Studio album by Gotye
- Released: 19 August 2011
- Recorded: 2010–2011
- Studios: Lucas' loungeroom (Melbourne, Australia); The Barn (Merricks, Australia); Soundpark (Northcote, Australia); Moose Mastering (Richmond, Australia); Matt Walker's house (Upwey, Australia);
- Genres: Indie rock; art pop; indie pop; art rock;
- Length: 42:21
- Label: Eleven
- Producer: Gotye

Gotye chronology
| Mixed Blood (2007) | Making Mirrors (2011) | Pulling the Stitching Out (2018) |

Singles from Making Mirrors
- "Eyes Wide Open" Released: 5 November 2010; "Somebody That I Used to Know" Released: 5 July 2011; "Bronte" Released: 8 August 2011; "I Feel Better" Released: 24 October 2011; "Easy Way Out" Released: 27 February 2012; "Save Me" Released: 13 August 2012;

= Making Mirrors =

2011 album by Gotye

Making Mirrors is the third studio album by Australian singer-songwriter Gotye, released in Australia on 19 August 2011. It included the single "Somebody That I Used to Know", which reached and topped charts worldwide as well as winning several awards. In December 2011, it was announced that Making Mirrors was voted Triple J listeners' number-one album of 2011, making Gotye the first artist to win the Triple J album poll twice. The album won the 2013 Grammy Award for Best Alternative Music Album.

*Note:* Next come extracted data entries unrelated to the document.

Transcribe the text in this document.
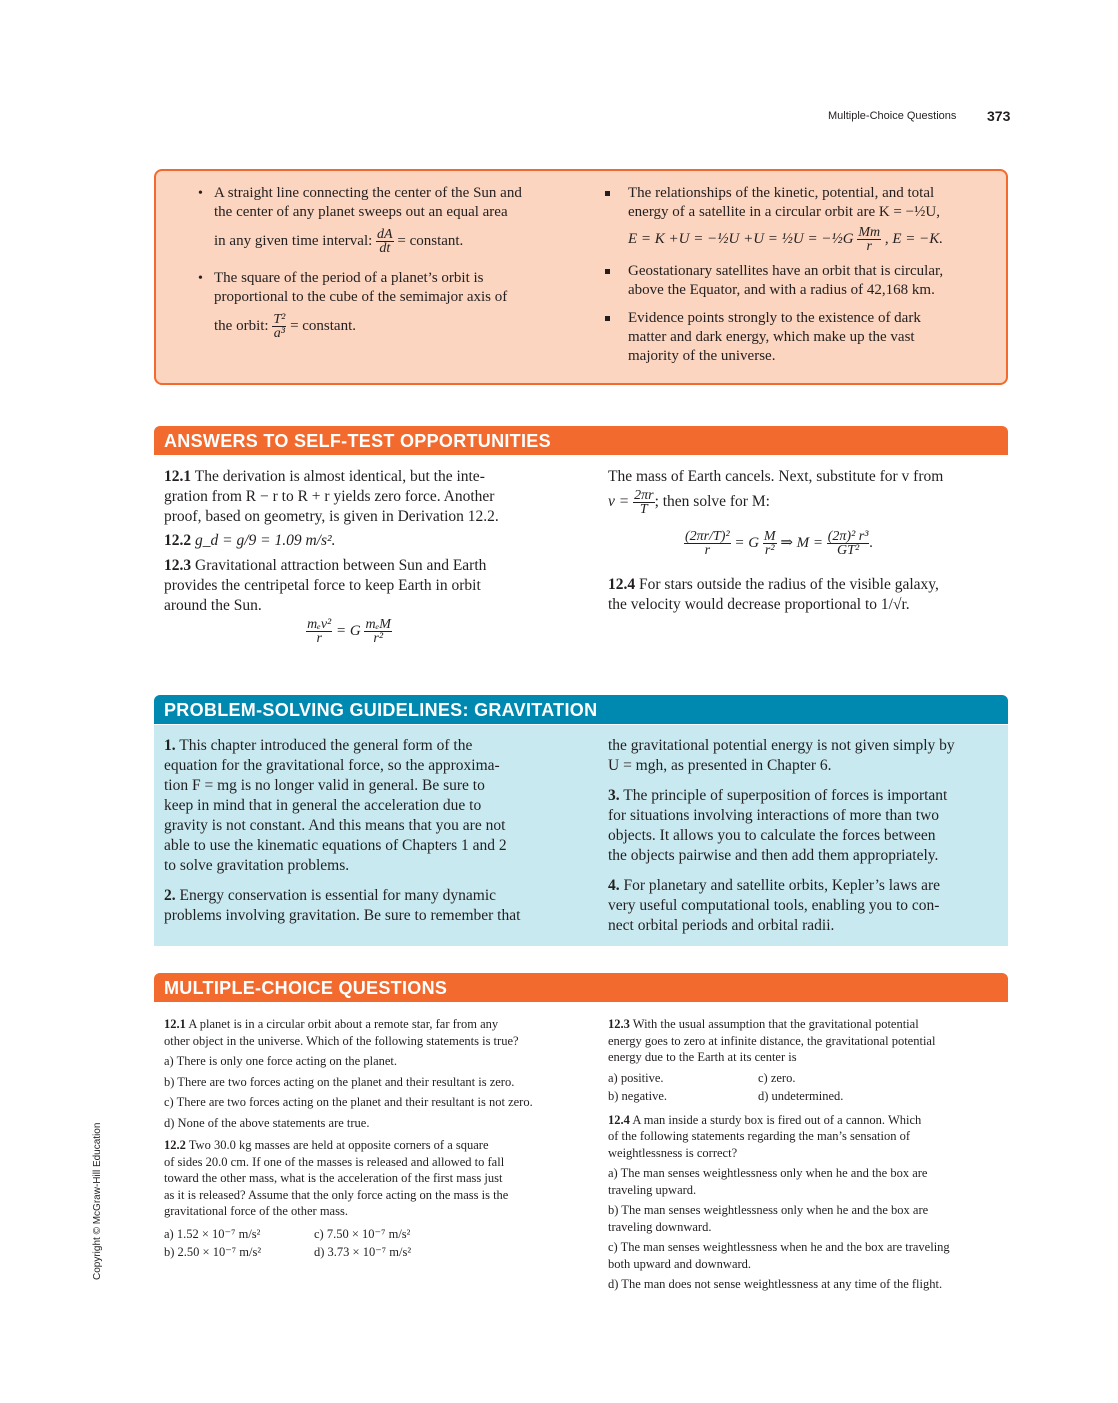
Multiple-Choice Questions 373
• A straight line connecting the center of the Sun and
the center of any planet sweeps out an equal area
in any given time interval: $\frac{dA}{dt}$ = constant.
• The square of the period of a planet’s orbit is
proportional to the cube of the semimajor axis of
the orbit: $\frac{\text{T²}}{\text{a³}}$ = constant.
The relationships of the kinetic, potential, and total
energy of a satellite in a circular orbit are K = −½U,
E = K +U = −½U +U = ½U = −½G $\frac{Mm}{r}$ , E = −K.
Geostationary satellites have an orbit that is circular,
above the Equator, and with a radius of 42,168 km.
Evidence points strongly to the existence of dark
matter and dark energy, which make up the vast
majority of the universe.
ANSWERS TO SELF-TEST OPPORTUNITIES
12.1 The derivation is almost identical, but the inte-
gration from R − r to R + r yields zero force. Another
proof, based on geometry, is given in Derivation 12.2.
12.2 g_d = g/9 = 1.09 m/s².
12.3 Gravitational attraction between Sun and Earth
provides the centripetal force to keep Earth in orbit
around the Sun.
$\frac{\text{mₑv²}}{r} = G \frac{\text{mₑM}}{\text{r²}}$
The mass of Earth cancels. Next, substitute for v from
$v = \frac{2\pi r}{T}$ ; then solve for M:
$\frac{\text{(2πr/T)²}}{r} = G \frac{M}{\text{r²}}$ ⇒ $M = \frac{\text{(2π)² r³}}{\text{GT²}}$ .
12.4 For stars outside the radius of the visible galaxy,
the velocity would decrease proportional to 1/√r.
PROBLEM-SOLVING GUIDELINES: GRAVITATION
1. This chapter introduced the general form of the
equation for the gravitational force, so the approxima-
tion F = mg is no longer valid in general. Be sure to
keep in mind that in general the acceleration due to
gravity is not constant. And this means that you are not
able to use the kinematic equations of Chapters 1 and 2
to solve gravitation problems.
2. Energy conservation is essential for many dynamic
problems involving gravitation. Be sure to remember that
the gravitational potential energy is not given simply by
U = mgh, as presented in Chapter 6.
3. The principle of superposition of forces is important
for situations involving interactions of more than two
objects. It allows you to calculate the forces between
the objects pairwise and then add them appropriately.
4. For planetary and satellite orbits, Kepler’s laws are
very useful computational tools, enabling you to con-
nect orbital periods and orbital radii.
MULTIPLE-CHOICE QUESTIONS
12.1 A planet is in a circular orbit about a remote star, far from any
other object in the universe. Which of the following statements is true?
a) There is only one force acting on the planet.
b) There are two forces acting on the planet and their resultant is zero.
c) There are two forces acting on the planet and their resultant is not zero.
d) None of the above statements are true.
12.2 Two 30.0 kg masses are held at opposite corners of a square
of sides 20.0 cm. If one of the masses is released and allowed to fall
toward the other mass, what is the acceleration of the first mass just
as it is released? Assume that the only force acting on the mass is the
gravitational force of the other mass.
a) 1.52 × 10⁻⁷ m/s²	c) 7.50 × 10⁻⁷ m/s²
b) 2.50 × 10⁻⁷ m/s²	d) 3.73 × 10⁻⁷ m/s²
12.3 With the usual assumption that the gravitational potential
energy goes to zero at infinite distance, the gravitational potential
energy due to the Earth at its center is
a) positive.	c) zero.
b) negative.	d) undetermined.
12.4 A man inside a sturdy box is fired out of a cannon. Which
of the following statements regarding the man’s sensation of
weightlessness is correct?
a) The man senses weightlessness only when he and the box are
traveling upward.
b) The man senses weightlessness only when he and the box are
traveling downward.
c) The man senses weightlessness when he and the box are traveling
both upward and downward.
d) The man does not sense weightlessness at any time of the flight.
Copyright © McGraw-Hill Education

==History and production==

"Eyes Wide Open" saw Gotye explore new musical territory, with the main bass line from the song recorded on a fence: "I was out there with my old band called The Basics—and Winton is home to this phenomenal thing called the Winton Musical Fence, which is a large fence made out of metal strings stretched between posts [...] I sampled some bits there in 08 and they made it into [the song]."
—Gotye.

In mid-October 2010, Gotye released a single titled "Eyes Wide Open", the first track from the album. The single received generally positive reviews and reached #25 in the Triple J Hottest 100 of 2010.

In late March 2011, Gotye revealed the album's title, which was inspired by an artwork De Backer chanced upon which was edited to create the album cover art. He said, "The mirror reflects on artwork and it is all very related to self-reflection and introspection on the album." Gotye also revealed that the album would see a release in June or July 2011, with a single to precede the release, along with the fact that the album would be similar to its predecessor in terms of diversity. The album was largely recorded at a converted studio at Gotye's parents' farm in the Mornington Peninsula. The release of the album was delayed for over five months due to the composition and recording of a single track.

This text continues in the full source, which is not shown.